Another issue facing trauma centers is a workforce shortage. According to the ACS the number of surgeons needed to meet population demands falls short by at least 30 percent with many trauma centers reporting increasing problems in the last few years finding trauma surgeons to take on-call duty. This has been corroborated by a recent ACEP survey of emergency department medical directors, which found 75 percent of them reporting difficulty finding on-call specialists to cover consults in their emergency rooms. The Association of American Medical Colleges (AAMC) is predicating by 2020 we may see a shortage of about 100,000 physicians or more. Medical school enrollment has been flat for the last 25 years and one-third of active physicians are over the age of 55 and supposed to retire by 2020. Even while the AAMC is increasing enrollments for medical schools now, it takes more that a decade to train and produce practicing surgeons so it will take many decades to catch up. Add to that, the grueling lifestyle of constant trauma on-call duty and dedication it takes to be a trauma specialist, many analysts feel the younger generation of doctors is not as likely to make that commitment.
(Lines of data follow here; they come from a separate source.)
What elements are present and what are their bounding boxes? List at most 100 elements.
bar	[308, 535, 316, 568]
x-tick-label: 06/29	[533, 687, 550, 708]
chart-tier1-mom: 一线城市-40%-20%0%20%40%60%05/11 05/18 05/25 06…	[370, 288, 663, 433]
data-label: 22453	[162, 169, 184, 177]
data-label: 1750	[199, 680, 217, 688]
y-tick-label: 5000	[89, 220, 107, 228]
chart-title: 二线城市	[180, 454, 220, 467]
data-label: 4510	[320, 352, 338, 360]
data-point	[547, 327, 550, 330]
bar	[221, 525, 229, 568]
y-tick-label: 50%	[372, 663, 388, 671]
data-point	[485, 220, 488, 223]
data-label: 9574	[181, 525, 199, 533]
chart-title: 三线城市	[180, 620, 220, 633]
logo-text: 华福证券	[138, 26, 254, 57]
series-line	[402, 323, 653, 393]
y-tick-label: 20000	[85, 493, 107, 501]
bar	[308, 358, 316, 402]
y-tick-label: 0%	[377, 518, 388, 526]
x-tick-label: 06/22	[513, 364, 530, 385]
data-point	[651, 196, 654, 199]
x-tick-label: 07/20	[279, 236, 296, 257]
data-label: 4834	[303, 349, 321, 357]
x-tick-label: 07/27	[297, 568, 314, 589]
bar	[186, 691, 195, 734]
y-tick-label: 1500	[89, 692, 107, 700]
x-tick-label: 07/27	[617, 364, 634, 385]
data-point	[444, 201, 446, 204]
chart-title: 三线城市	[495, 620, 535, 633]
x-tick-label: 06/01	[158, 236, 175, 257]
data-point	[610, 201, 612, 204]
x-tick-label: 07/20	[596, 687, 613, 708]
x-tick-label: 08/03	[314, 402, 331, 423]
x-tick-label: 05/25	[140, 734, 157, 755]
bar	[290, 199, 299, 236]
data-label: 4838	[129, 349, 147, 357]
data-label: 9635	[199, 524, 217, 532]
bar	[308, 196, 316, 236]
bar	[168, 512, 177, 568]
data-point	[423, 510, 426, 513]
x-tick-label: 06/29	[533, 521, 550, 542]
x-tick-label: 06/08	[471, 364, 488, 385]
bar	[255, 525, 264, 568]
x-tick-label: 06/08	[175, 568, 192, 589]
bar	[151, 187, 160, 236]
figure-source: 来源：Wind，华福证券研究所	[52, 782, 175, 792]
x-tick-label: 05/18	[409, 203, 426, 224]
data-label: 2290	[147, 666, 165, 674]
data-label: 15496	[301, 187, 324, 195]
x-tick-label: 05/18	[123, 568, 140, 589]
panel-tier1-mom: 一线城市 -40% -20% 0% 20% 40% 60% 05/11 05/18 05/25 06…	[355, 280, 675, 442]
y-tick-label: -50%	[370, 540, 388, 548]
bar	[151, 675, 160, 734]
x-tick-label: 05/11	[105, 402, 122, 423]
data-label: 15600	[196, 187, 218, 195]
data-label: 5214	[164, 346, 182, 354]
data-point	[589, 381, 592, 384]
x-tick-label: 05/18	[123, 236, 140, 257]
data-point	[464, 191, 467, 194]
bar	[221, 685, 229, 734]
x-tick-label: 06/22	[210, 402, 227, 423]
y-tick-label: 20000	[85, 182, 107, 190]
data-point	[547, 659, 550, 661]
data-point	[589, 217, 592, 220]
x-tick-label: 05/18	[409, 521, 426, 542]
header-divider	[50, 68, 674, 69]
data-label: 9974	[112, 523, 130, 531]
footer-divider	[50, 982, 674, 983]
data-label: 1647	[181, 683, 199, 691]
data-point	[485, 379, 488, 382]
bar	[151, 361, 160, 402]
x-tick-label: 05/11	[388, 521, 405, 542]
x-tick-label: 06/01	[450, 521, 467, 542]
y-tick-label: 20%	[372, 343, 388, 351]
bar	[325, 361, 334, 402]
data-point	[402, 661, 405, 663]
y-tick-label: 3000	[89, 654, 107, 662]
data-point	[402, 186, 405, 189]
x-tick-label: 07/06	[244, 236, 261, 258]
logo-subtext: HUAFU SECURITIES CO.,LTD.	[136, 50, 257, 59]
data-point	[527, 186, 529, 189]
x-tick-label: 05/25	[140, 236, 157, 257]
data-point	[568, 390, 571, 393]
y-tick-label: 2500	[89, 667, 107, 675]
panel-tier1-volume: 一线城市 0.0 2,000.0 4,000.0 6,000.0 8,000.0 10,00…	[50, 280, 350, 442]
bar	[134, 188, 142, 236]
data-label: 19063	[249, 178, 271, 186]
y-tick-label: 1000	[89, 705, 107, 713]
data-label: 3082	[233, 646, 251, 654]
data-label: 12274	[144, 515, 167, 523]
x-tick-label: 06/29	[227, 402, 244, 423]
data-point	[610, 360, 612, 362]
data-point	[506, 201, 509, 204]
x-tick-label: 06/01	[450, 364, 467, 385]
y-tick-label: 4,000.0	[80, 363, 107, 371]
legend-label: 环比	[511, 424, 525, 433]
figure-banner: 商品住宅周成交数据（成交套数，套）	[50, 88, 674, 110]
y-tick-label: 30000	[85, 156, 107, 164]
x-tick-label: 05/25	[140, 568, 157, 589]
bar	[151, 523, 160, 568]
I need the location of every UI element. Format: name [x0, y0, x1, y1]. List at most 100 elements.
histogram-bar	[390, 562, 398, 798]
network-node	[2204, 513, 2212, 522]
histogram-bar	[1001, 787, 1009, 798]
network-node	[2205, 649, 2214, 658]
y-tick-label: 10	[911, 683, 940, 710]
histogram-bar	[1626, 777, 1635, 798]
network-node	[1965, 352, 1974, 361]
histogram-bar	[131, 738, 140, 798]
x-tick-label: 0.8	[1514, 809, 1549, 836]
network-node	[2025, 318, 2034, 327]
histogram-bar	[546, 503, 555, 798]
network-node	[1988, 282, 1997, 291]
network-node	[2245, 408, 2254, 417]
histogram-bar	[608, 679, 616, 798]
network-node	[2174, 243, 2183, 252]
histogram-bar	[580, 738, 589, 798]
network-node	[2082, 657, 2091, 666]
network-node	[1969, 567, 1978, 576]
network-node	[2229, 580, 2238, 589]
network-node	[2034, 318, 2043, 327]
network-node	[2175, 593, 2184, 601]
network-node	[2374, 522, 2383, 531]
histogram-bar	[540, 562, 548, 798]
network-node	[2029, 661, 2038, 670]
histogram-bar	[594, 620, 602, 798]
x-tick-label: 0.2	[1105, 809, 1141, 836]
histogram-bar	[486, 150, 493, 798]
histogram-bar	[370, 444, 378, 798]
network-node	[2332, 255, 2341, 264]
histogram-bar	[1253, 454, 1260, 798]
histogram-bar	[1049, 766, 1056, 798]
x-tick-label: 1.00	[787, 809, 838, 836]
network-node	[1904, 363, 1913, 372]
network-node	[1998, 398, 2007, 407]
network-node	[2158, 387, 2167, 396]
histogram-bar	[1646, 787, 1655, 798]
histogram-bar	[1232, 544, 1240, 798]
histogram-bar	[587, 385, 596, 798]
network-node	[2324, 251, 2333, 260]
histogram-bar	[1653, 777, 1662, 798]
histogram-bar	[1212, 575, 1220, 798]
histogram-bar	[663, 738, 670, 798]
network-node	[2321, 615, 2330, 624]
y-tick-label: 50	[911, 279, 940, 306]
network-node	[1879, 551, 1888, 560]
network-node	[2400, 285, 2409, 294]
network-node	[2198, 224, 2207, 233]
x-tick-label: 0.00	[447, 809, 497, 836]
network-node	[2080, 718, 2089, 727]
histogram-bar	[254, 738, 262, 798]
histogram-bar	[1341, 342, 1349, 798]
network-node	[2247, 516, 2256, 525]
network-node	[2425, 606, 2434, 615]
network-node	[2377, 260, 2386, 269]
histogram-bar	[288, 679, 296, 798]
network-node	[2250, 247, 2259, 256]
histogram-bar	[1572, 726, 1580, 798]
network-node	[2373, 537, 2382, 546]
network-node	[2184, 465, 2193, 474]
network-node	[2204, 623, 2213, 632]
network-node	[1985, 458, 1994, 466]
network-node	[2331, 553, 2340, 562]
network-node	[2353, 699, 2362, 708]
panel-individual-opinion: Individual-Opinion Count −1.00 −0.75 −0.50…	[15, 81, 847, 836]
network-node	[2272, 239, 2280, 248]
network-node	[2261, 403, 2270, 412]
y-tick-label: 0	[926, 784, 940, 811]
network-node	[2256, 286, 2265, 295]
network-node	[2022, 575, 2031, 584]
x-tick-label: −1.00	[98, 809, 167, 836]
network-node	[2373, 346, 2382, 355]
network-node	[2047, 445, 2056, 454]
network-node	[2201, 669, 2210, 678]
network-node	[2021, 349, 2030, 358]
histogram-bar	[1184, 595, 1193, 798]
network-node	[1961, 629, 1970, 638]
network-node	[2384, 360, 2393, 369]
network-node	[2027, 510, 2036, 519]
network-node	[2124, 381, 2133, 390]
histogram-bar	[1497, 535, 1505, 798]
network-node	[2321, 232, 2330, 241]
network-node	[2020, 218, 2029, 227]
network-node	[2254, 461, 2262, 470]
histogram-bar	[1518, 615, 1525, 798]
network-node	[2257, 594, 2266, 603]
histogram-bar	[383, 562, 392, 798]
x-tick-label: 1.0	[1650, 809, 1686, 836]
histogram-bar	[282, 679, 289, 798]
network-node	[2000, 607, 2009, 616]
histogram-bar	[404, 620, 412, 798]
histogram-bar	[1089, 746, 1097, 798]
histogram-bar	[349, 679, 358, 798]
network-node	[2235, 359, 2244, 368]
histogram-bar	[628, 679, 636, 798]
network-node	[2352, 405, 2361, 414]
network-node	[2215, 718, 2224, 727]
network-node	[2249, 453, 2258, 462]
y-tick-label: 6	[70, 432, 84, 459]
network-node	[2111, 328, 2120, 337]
The malpractice climate and sky-rocketing malpractice insurance costs are other big barriers in access to trauma centers and care. Very ill, critically injured patients, who are at risk for bad outcomes makes the emergency trauma environment inherently litigious. In fact in some states such as Nevada had to enact legislation to reopen its Las Vegas Level I trauma center after malpractice issues drove many of the specialists out of state. Many malpractice carriers offer discounts to physicians if they limit or eliminate emergency and trauma care, while some even refuse to cover it.
All of this is threatening emergency and trauma care in the United States and leaving gaping holes in our nation's health care safety net. The events in Tucson should serve as a clear reminder, of how a simple town hall meeting or trip to the grocery store could turn tragic in a second. It could happen to anyone of us. And we all need to ask: Will there be trauma care when we need it? With our growing deficit and talk of expected budget cuts as well as another heated debate on health care looming in Washington, we need to remind our legislators to remember how critical and indispensable our emergency medical system is for all of us.